Linear Algebra Concepts Quiz

Questions and Answers

What is the rank of a matrix determined by elementary transformations?

The rank becomes zero

The rank remains unchanged (correct)

The rank increases by 1

The rank decreases by 1

In the context of matrices, what is the Cayley-Hamilton Theorem related to?

Eigenvalues and eigenvectors (correct)

System of linear equations

Symmetric matrices

Orthogonal matrices

What type of matrix satisfies the property A^T = -A?

Skew symmetric matrix (correct)

Orthogonal matrix

Symmetric matrix

Diagonal matrix

Define eigenvalues and eigenvectors of a matrix.

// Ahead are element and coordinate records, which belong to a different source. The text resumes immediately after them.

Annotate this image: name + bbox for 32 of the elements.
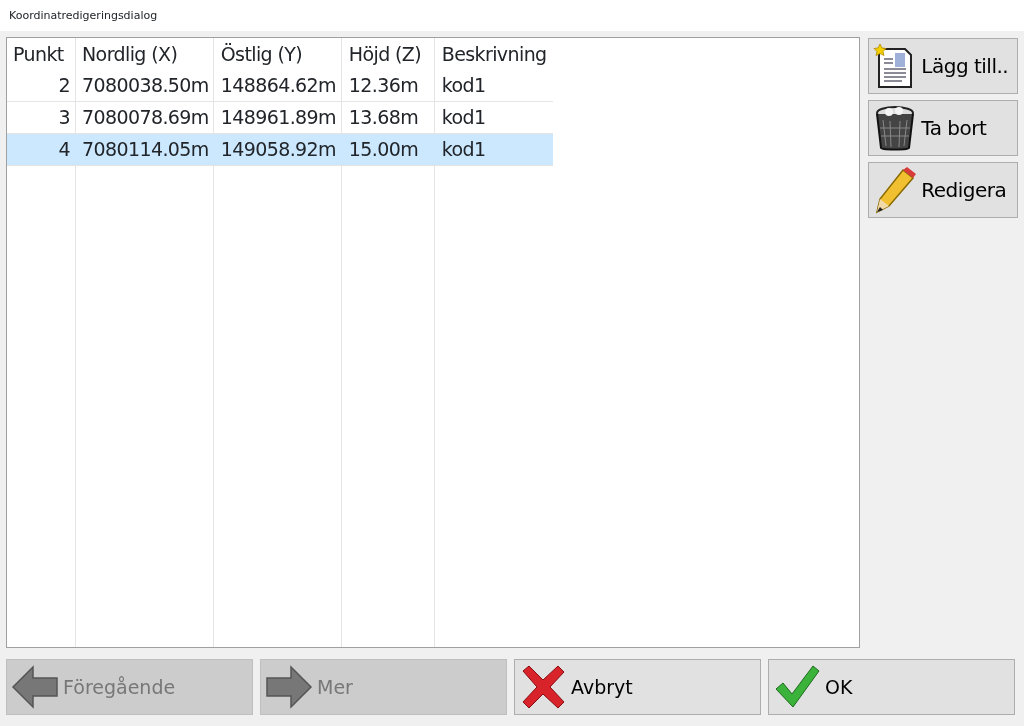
column-header[interactable]: Östlig (Y) — [220, 43, 303, 66]
right-arrow-icon — [265, 663, 313, 711]
table-row[interactable]: 4 7080114.05m 149058.92m 15.00m kod1 — [7, 133, 553, 165]
table-cell: 4 — [58, 137, 70, 160]
add-button[interactable]: Lägg till.. — [868, 38, 1018, 94]
edit-button[interactable]: Redigera — [868, 162, 1018, 218]
table-row[interactable]: 2 7080038.50m 148864.62m 12.36m kod1 — [7, 69, 553, 101]
table-cell: kod1 — [441, 137, 486, 160]
table-cell: kod1 — [441, 105, 486, 128]
pencil-icon — [873, 166, 918, 214]
table-cell: 3 — [58, 105, 70, 128]
table-cell: 7080078.69m — [82, 105, 209, 128]
cancel-button[interactable]: Avbryt — [514, 659, 761, 715]
table-cell: 7080038.50m — [82, 73, 209, 96]
table-cell: 148961.89m — [220, 105, 336, 128]
column-header[interactable]: Beskrivning — [441, 43, 547, 66]
column-header[interactable]: Höjd (Z) — [348, 43, 422, 66]
table-cell: 148864.62m — [220, 73, 336, 96]
table-cell: 2 — [58, 73, 70, 96]
table-cell: 12.36m — [348, 73, 419, 96]
column-header[interactable]: Nordlig (X) — [82, 43, 178, 66]
column-header[interactable]: Punkt — [13, 43, 64, 66]
window-title: Koordinatredigeringsdialog — [0, 0, 1024, 31]
table-cell: 7080114.05m — [82, 137, 209, 160]
delete-button[interactable]: Ta bort — [868, 100, 1018, 156]
table-cell: 149058.92m — [220, 137, 336, 160]
table-cell: 13.68m — [348, 105, 419, 128]
table-row[interactable]: 3 7080078.69m 148961.89m 13.68m kod1 — [7, 101, 553, 133]
left-arrow-icon — [11, 663, 59, 711]
ok-button[interactable]: OK — [768, 659, 1015, 715]
table-cell: 15.00m — [348, 137, 419, 160]
table-cell: kod1 — [441, 73, 486, 96]
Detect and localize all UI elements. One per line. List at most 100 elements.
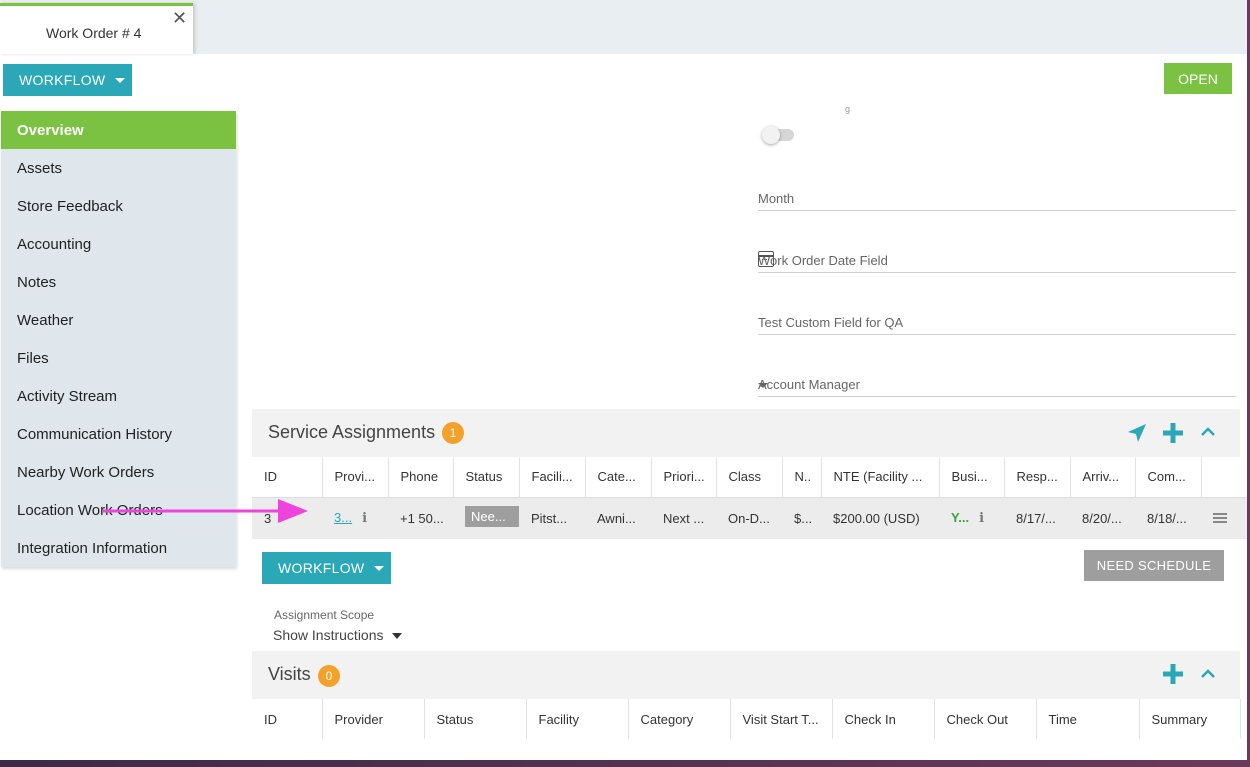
caret-down-icon: [374, 565, 385, 571]
assignment-workflow-button[interactable]: WORKFLOW: [262, 552, 391, 584]
info-icon[interactable]: i: [362, 511, 367, 526]
column-header-empty: [1201, 457, 1247, 497]
sidebar-item-activity-stream[interactable]: Activity Stream: [1, 377, 236, 415]
month-field[interactable]: Month: [758, 189, 1236, 211]
open-status-button[interactable]: OPEN: [1164, 63, 1232, 94]
sidebar-item-overview[interactable]: Overview: [1, 111, 236, 149]
workflow-button-label: WORKFLOW: [278, 560, 365, 576]
cell-completion: 8/18/...: [1147, 510, 1187, 526]
sidebar-item-accounting[interactable]: Accounting: [1, 225, 236, 263]
month-label: Month: [758, 191, 795, 206]
service-assignments-table: ID Provi... Phone Status Facili... Cate.…: [252, 457, 1247, 539]
service-assignments-header: Service Assignments 1: [252, 409, 1240, 457]
tab-work-order[interactable]: Work Order # 4 ✕: [0, 3, 193, 54]
column-header[interactable]: Check Out: [934, 699, 1037, 739]
work-order-date-label: Work Order Date Field: [758, 253, 888, 268]
visits-header: Visits 0: [252, 651, 1240, 699]
cell-provider: 3... i: [322, 497, 388, 539]
sidebar-item-weather[interactable]: Weather: [1, 301, 236, 339]
cell-arrival: 8/20/...: [1082, 510, 1122, 526]
account-manager-select[interactable]: Account Manager: [758, 375, 1236, 397]
need-schedule-button[interactable]: NEED SCHEDULE: [1084, 550, 1224, 581]
work-order-date-field[interactable]: Work Order Date Field: [758, 251, 1236, 273]
column-header[interactable]: Cate...: [585, 457, 652, 497]
tab-title: Work Order # 4: [46, 25, 142, 41]
column-header[interactable]: Phone: [388, 457, 454, 497]
sidebar-item-integration-information[interactable]: Integration Information: [1, 529, 236, 567]
visits-title: Visits: [268, 664, 311, 684]
account-manager-label: Account Manager: [758, 377, 860, 392]
column-header[interactable]: Busi...: [939, 457, 1005, 497]
collapse-icon[interactable]: [1200, 667, 1216, 681]
toggle-switch[interactable]: [762, 126, 796, 144]
column-header[interactable]: Summary: [1139, 699, 1241, 739]
column-header[interactable]: Provider: [322, 699, 425, 739]
column-header[interactable]: ID: [252, 457, 323, 497]
cell-response: 8/17/...: [1016, 510, 1056, 526]
assignment-scope-label: Assignment Scope: [274, 608, 375, 622]
sidebar-item-assets[interactable]: Assets: [1, 149, 236, 187]
table-header-row: ID Provi... Phone Status Facili... Cate.…: [252, 457, 1247, 497]
cell-nte: $200.00 (USD): [833, 510, 920, 526]
dropdown-arrow-icon: [758, 383, 768, 388]
column-header[interactable]: NTE (Facility ...: [821, 457, 940, 497]
sidebar-item-store-feedback[interactable]: Store Feedback: [1, 187, 236, 225]
column-header[interactable]: Check In: [832, 699, 935, 739]
cell-business: Y... i: [939, 497, 1004, 539]
sidebar-item-communication-history[interactable]: Communication History: [1, 415, 236, 453]
visits-count-badge: 0: [318, 665, 340, 687]
sidebar-item-nearby-work-orders[interactable]: Nearby Work Orders: [1, 453, 236, 491]
column-header[interactable]: Resp...: [1004, 457, 1071, 497]
column-header[interactable]: N..: [782, 457, 822, 497]
close-icon[interactable]: ✕: [172, 9, 187, 27]
visits-table: ID Provider Status Facility Category Vis…: [252, 699, 1241, 739]
menu-icon[interactable]: [1213, 512, 1227, 523]
column-header[interactable]: Facili...: [519, 457, 586, 497]
info-icon[interactable]: i: [979, 511, 984, 526]
service-assignments-count-badge: 1: [442, 422, 464, 444]
cell-status: Nee...: [453, 497, 519, 539]
column-header[interactable]: Class: [716, 457, 783, 497]
workflow-button-label: WORKFLOW: [19, 72, 106, 88]
cell-phone: +1 50...: [400, 510, 444, 526]
column-header[interactable]: Com...: [1135, 457, 1202, 497]
column-header[interactable]: Status: [453, 457, 520, 497]
cell-class: On-D...: [728, 510, 770, 526]
add-icon[interactable]: [1162, 663, 1184, 685]
test-custom-field-label: Test Custom Field for QA: [758, 315, 904, 330]
cell-priority: Next ...: [663, 510, 705, 526]
sidebar-item-notes[interactable]: Notes: [1, 263, 236, 301]
cell-menu: [1201, 497, 1247, 539]
workflow-button[interactable]: WORKFLOW: [3, 64, 132, 96]
column-header[interactable]: Visit Start T...: [730, 699, 833, 739]
navigate-icon[interactable]: [1126, 422, 1148, 444]
service-assignments-title: Service Assignments: [268, 422, 436, 442]
column-header[interactable]: Category: [628, 699, 731, 739]
caret-down-icon: [391, 633, 402, 639]
partial-field-label: g: [845, 104, 851, 114]
table-header-row: ID Provider Status Facility Category Vis…: [252, 699, 1241, 739]
table-row[interactable]: 3 3... i +1 50... Nee... Pitst... Awni...…: [252, 497, 1247, 539]
collapse-icon[interactable]: [1200, 425, 1216, 439]
column-header[interactable]: Priori...: [651, 457, 717, 497]
app-window: Work Order # 4 ✕ WORKFLOW OPEN Overview …: [0, 0, 1247, 760]
toggle-knob: [762, 126, 780, 144]
status-chip: Nee...: [465, 506, 519, 528]
cell-facility: Pitst...: [531, 510, 568, 526]
tab-bar: Work Order # 4 ✕: [0, 0, 1247, 54]
column-header[interactable]: Arriv...: [1070, 457, 1136, 497]
caret-down-icon: [115, 77, 126, 83]
column-header[interactable]: Provi...: [322, 457, 389, 497]
column-header[interactable]: Time: [1036, 699, 1140, 739]
calendar-icon[interactable]: [758, 251, 774, 267]
business-value: Y...: [951, 510, 970, 526]
show-instructions-toggle[interactable]: Show Instructions: [273, 627, 402, 643]
column-header[interactable]: Facility: [526, 699, 629, 739]
annotation-arrow-icon: [103, 499, 308, 523]
provider-link[interactable]: 3...: [334, 510, 352, 525]
test-custom-field[interactable]: Test Custom Field for QA: [758, 313, 1236, 335]
column-header[interactable]: Status: [424, 699, 527, 739]
column-header[interactable]: ID: [252, 699, 323, 739]
add-icon[interactable]: [1162, 422, 1184, 444]
sidebar-item-files[interactable]: Files: [1, 339, 236, 377]
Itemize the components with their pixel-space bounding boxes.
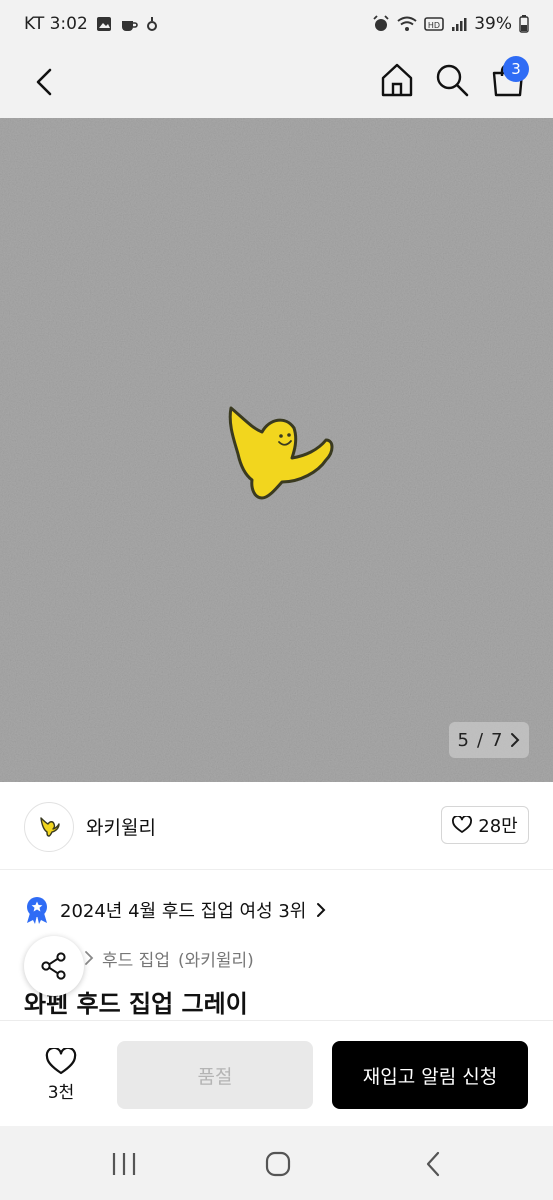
search-button[interactable]	[433, 61, 471, 99]
brand-like-button[interactable]: 28만	[441, 806, 529, 844]
status-time: KT 3:02	[24, 14, 88, 34]
brand-logo[interactable]	[24, 802, 74, 852]
wishlist-count: 3천	[47, 1082, 75, 1103]
system-home-icon	[265, 1151, 291, 1177]
coffee-icon	[120, 16, 138, 32]
heart-icon	[452, 816, 473, 833]
system-back-icon	[426, 1151, 440, 1177]
fabric-texture	[0, 118, 553, 782]
breadcrumb-brand[interactable]: (와키윌리)	[178, 946, 254, 971]
back-button[interactable]	[28, 64, 64, 100]
notification-icon	[146, 16, 158, 32]
top-nav-bar	[0, 48, 553, 118]
search-icon	[436, 64, 469, 97]
battery-percent: 39%	[474, 14, 512, 34]
image-counter-total: 7	[491, 729, 503, 751]
brand-row: 와키윌리 28만	[0, 782, 553, 870]
system-nav-bar	[0, 1126, 553, 1200]
share-icon	[41, 952, 66, 980]
breadcrumb: 후드 집업 (와키윌리)	[84, 944, 254, 972]
share-button[interactable]	[24, 936, 84, 996]
image-counter-separator: /	[476, 729, 484, 751]
product-image[interactable]	[0, 118, 553, 782]
signal-icon	[451, 16, 467, 32]
breadcrumb-category[interactable]: 후드 집업	[102, 946, 170, 971]
ranking-link[interactable]: 2024년 4월 후드 집업 여성 3위	[24, 895, 326, 925]
cart-count-badge: 3	[503, 56, 529, 82]
back-icon	[36, 68, 52, 96]
chevron-right-icon	[85, 951, 94, 965]
medal-icon	[27, 897, 47, 924]
battery-icon	[519, 15, 529, 33]
image-counter[interactable]: 5 / 7	[449, 722, 529, 758]
brand-name[interactable]: 와키윌리	[86, 813, 156, 840]
restock-alert-button[interactable]: 재입고 알림 신청	[332, 1041, 528, 1109]
image-counter-current: 5	[457, 729, 469, 751]
system-back-button[interactable]	[422, 1150, 446, 1178]
system-home-button[interactable]	[264, 1150, 292, 1178]
bottom-action-bar: 3천 품절 재입고 알림 신청	[0, 1020, 553, 1126]
status-bar: KT 3:02 HD 39%	[0, 0, 553, 48]
chevron-right-icon	[511, 733, 520, 747]
heart-icon	[45, 1047, 77, 1074]
home-icon	[381, 63, 413, 97]
chevron-right-icon	[317, 903, 326, 917]
recent-apps-icon	[112, 1153, 136, 1175]
recent-apps-button[interactable]	[110, 1151, 138, 1177]
svg-text:HD: HD	[428, 21, 440, 30]
wifi-icon	[397, 16, 417, 32]
soldout-button[interactable]: 품절	[117, 1041, 313, 1109]
home-button[interactable]	[378, 61, 416, 99]
alarm-icon	[372, 15, 390, 33]
hd-voice-icon: HD	[424, 16, 445, 32]
wishlist-button[interactable]: 3천	[24, 1041, 98, 1109]
ranking-text: 2024년 4월 후드 집업 여성 3위	[60, 901, 307, 922]
brand-like-count: 28만	[478, 816, 518, 837]
brand-logo-icon	[40, 817, 60, 837]
gallery-icon	[96, 16, 112, 32]
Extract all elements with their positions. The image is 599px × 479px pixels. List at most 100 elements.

Eigenvalues and eigenvectors of a matrix are values and vectors that satisfy the equation Av = λv, where A is a square matrix, v is a non-zero vector, and λ is a scalar. The eigenvectors are the non-zero vectors that satisfy this equation, and the eigenvalues are the corresponding scalars.

Explain the Cayley-Hamilton Theorem in the context of matrices.

The Cayley-Hamilton Theorem states that every square matrix satisfies its own characteristic equation. In other words, if A is a square matrix, then the characteristic polynomial of A, denoted by p(λ), when evaluated at A, results in the zero matrix: p(A) = 0.

What are symmetric, skew-symmetric, and orthogonal matrices?

Symmetric matrices are square matrices that are equal to their transpose: A = A^T. Skew-symmetric matrices are square matrices that satisfy the property A^T = -A. Orthogonal matrices are square matrices that satisfy the property A^T * A = A * A^T = I, where I is the identity matrix.